The military who are on the front line accuse each other of violations of the cease-fire provoking retaliatory actions. Observer delegations from the OSCE daily record hundreds of cases of violations of the cease-fire while blaming neither Kiev nor the militias.C beginning in January, observers say the escalation of the conflict noting the presence of tanks and heavy artillery. As if obeying, or at least the appearance of compliance with the Minsk agreements don’t care about the military.
The protracted conflict
• 13 APR 2014, Kiev unleashes “anti-terrorist operation” to regain areas controlled by the separatists.
25 Aug 2014 — the beginning of counterattack of militias, supported by Russian regular troops, which leads to a series of defeats of the Ukrainian army. 5 September in Minsk signed an agreement on a cease-fire. Fighting resumed a few weeks later.

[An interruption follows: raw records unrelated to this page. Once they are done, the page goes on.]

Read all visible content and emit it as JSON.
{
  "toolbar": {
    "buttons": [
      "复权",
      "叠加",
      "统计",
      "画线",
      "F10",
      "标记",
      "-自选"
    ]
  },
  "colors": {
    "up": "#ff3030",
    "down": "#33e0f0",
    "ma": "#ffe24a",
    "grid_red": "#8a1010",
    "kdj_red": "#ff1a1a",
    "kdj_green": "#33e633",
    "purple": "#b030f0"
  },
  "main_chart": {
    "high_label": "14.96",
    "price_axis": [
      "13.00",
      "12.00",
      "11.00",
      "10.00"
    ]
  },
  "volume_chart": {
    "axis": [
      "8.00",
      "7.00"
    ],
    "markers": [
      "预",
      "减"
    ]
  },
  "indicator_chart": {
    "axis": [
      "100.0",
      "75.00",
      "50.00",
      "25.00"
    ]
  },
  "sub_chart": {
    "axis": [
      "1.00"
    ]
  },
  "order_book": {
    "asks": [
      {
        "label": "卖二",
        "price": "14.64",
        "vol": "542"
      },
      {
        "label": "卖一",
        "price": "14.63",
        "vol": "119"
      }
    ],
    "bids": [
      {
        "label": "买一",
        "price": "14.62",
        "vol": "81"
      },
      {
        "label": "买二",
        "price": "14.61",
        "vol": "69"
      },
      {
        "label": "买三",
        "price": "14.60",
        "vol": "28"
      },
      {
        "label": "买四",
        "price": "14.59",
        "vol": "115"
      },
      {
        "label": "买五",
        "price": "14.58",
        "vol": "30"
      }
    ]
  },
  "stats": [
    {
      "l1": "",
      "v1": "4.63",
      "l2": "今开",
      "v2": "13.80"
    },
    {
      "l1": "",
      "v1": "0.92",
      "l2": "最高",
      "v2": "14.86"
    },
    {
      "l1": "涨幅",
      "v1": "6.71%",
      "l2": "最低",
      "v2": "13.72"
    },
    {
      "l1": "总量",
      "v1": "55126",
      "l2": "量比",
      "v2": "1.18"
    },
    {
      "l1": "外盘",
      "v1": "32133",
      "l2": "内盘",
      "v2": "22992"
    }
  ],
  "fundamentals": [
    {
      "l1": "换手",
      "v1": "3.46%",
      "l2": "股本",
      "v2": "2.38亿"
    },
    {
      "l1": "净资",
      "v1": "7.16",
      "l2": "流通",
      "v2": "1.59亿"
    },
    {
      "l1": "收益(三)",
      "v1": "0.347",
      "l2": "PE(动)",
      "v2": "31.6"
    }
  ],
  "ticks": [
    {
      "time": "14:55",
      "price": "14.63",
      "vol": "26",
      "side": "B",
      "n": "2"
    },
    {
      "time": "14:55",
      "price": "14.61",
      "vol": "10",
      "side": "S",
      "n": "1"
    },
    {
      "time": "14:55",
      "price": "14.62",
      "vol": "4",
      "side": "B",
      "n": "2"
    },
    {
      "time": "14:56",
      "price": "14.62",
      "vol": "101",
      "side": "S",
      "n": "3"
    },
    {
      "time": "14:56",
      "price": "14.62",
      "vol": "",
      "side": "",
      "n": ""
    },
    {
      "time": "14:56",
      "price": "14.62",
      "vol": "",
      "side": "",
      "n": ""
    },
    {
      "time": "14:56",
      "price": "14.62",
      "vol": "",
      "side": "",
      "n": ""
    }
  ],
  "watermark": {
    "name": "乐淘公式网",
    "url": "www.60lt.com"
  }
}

• February 12, 2015 — the signing of the Minsk 2 agreements between Kiev and militias under the mediation of France and Germany in the presence of Vladimir Putin. The text of the agreement establishes the provisions of the Minsk agreements, restores the cease-fire and expanding the buffer zone, which must be withdrawn heavy weapons. This agreement involves only the peaceful settlement of the conflict.
• 2016 — Fights along the front line continue, despite a series of truces. The last truce was declared on Christmas.